Could reading Kafka make you smarter? A recent study suggests that reading surrealist stories that don't make immediate logical sense can sharpen your cognitive functions and make you better at recognizing patterns.
Psychologists at the University of California in Santa Barbara and the University of British Columbia have been studying the effects of reading on cognitive functions. They had one group of subject read Franz Kafka's short story "The Country Doctor," a strange and surreal tale, and had a second group read the same story, but structured in a way that made more traditionally logical sense to readers. After reading the story, the subjects were then given a grammar learning test in which they were asked to identify patterns within strings of letters.
Subjects who read the original Kafka story identified more letter strings than those who read the more logically structured version, and were actually more accurate in their identifications, suggesting that they had better learned the patterns.
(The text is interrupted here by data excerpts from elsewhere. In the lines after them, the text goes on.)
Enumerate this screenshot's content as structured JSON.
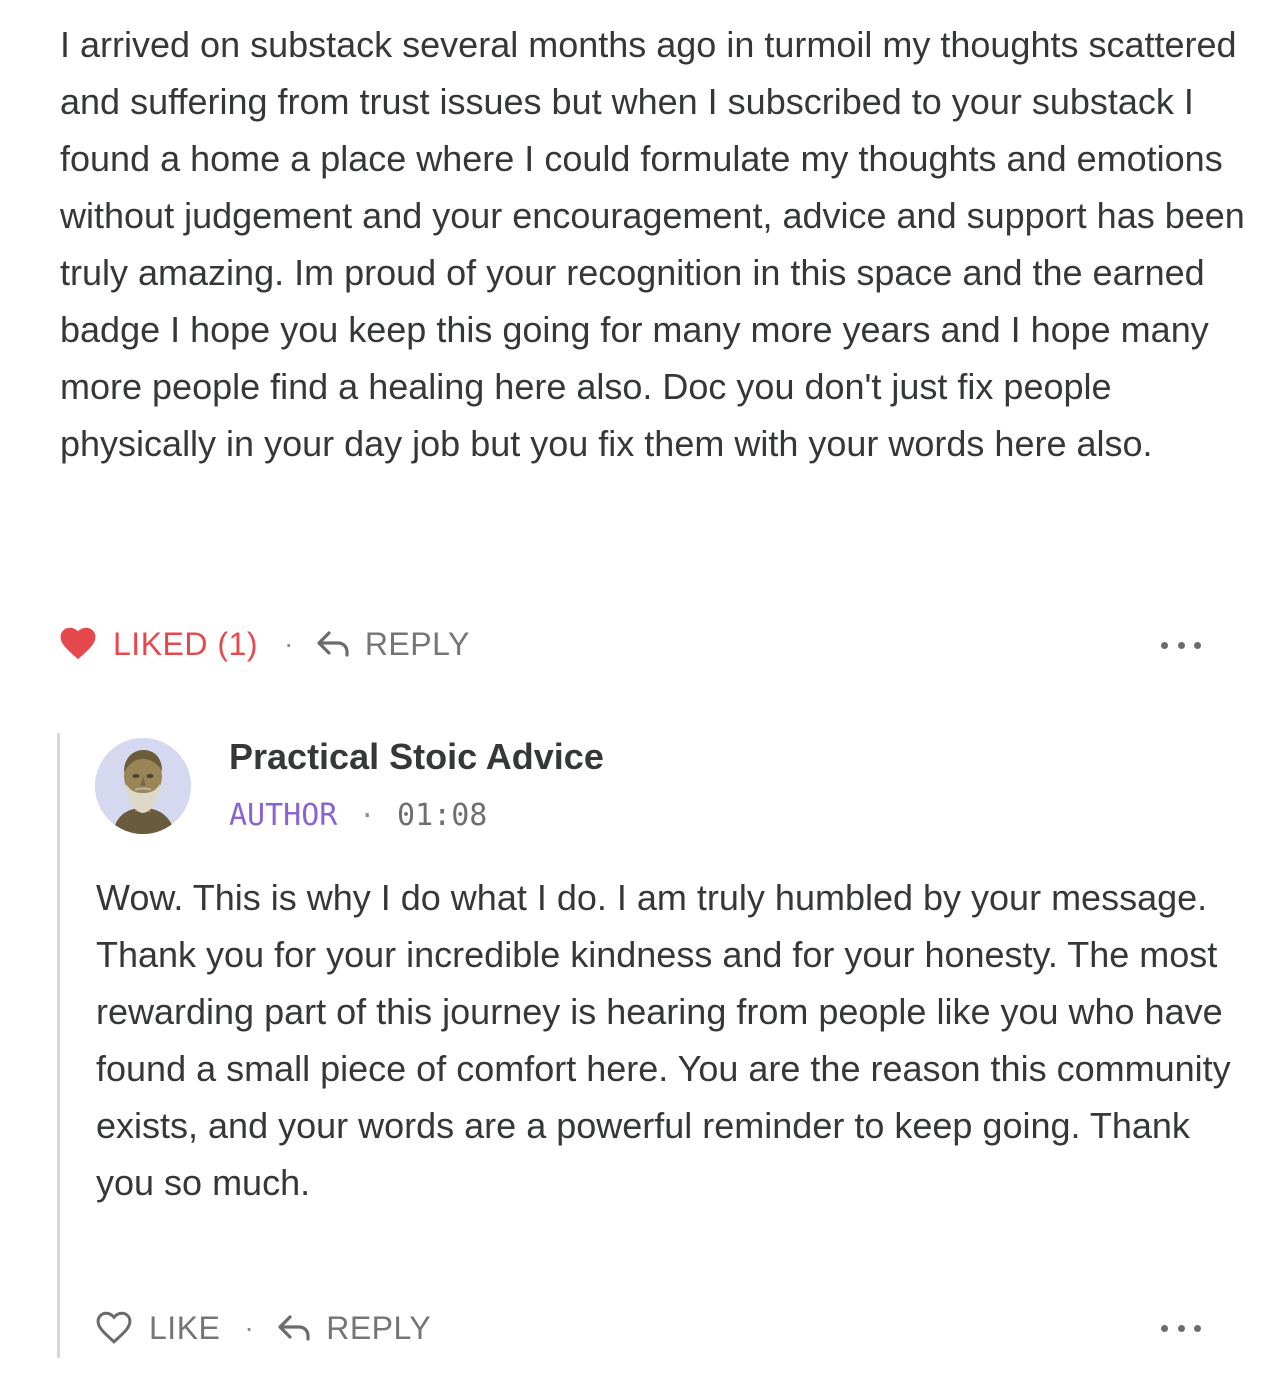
{
  "comment": {
    "body": "I arrived on substack several months ago in turmoil my thoughts scattered and suffering from trust issues but when I subscribed to your substack I found a home a place where I could formulate my thoughts and emotions without judgement and your encouragement, advice and support has been truly amazing. Im proud of your recognition in this space and the earned badge I hope you keep this going for many more years and I hope many more people find a healing here also. Doc you don't just fix people physically in your day job but you fix them with your words here also.",
    "actions": {
      "like_label": "LIKED (1)",
      "separator": "·",
      "reply_label": "REPLY",
      "liked": true
    }
  },
  "reply": {
    "author": "Practical Stoic Advice",
    "badge": "AUTHOR",
    "separator": "·",
    "timestamp": "01:08",
    "body": "Wow. This is why I do what I do. I am truly humbled by your message. Thank you for your incredible kindness and for your honesty. The most rewarding part of this journey is hearing from people like you who have found a small piece of comfort here. You are the reason this community exists, and your words are a powerful reminder to keep going. Thank you so much.",
    "actions": {
      "like_label": "LIKE",
      "separator": "·",
      "reply_label": "REPLY",
      "liked": false
    }
  },
  "icons": {
    "liked": "heart-filled-icon",
    "like": "heart-outline-icon",
    "reply": "reply-arrow-icon",
    "more": "more-options-icon",
    "avatar": "stoic-bust-avatar"
  },
  "colors": {
    "liked": "#e5484d",
    "author_badge": "#8a63d2",
    "text": "#363737",
    "muted": "#757575",
    "avatar_bg": "#d5d8ef",
    "thread_line": "#d7d7d7"
  }
}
The researchers believe that, in reading a story without a readily identifiable logic or structure, the subjects' brains began actively looking for patterns:
"You get the same pattern of effects whether you're reading Kafka or experiencing a breakdown in your sense of identity," [study co-author Travis] Proulx said. "People feel uncomfortable when their expected associations are violated, and that creates an unconscious desire to make sense of their surroundings. That feeling of discomfort may come from a surreal story, or from contemplating their own contradictory behaviours, but either way, they want to get rid of it. So they're motivated to learn new patterns."
The rub, though, is that the surreal experience must be unexpected to get the desired cognitive boost. Going in knowing you are going to read a strange and surreal story might not have the same effect.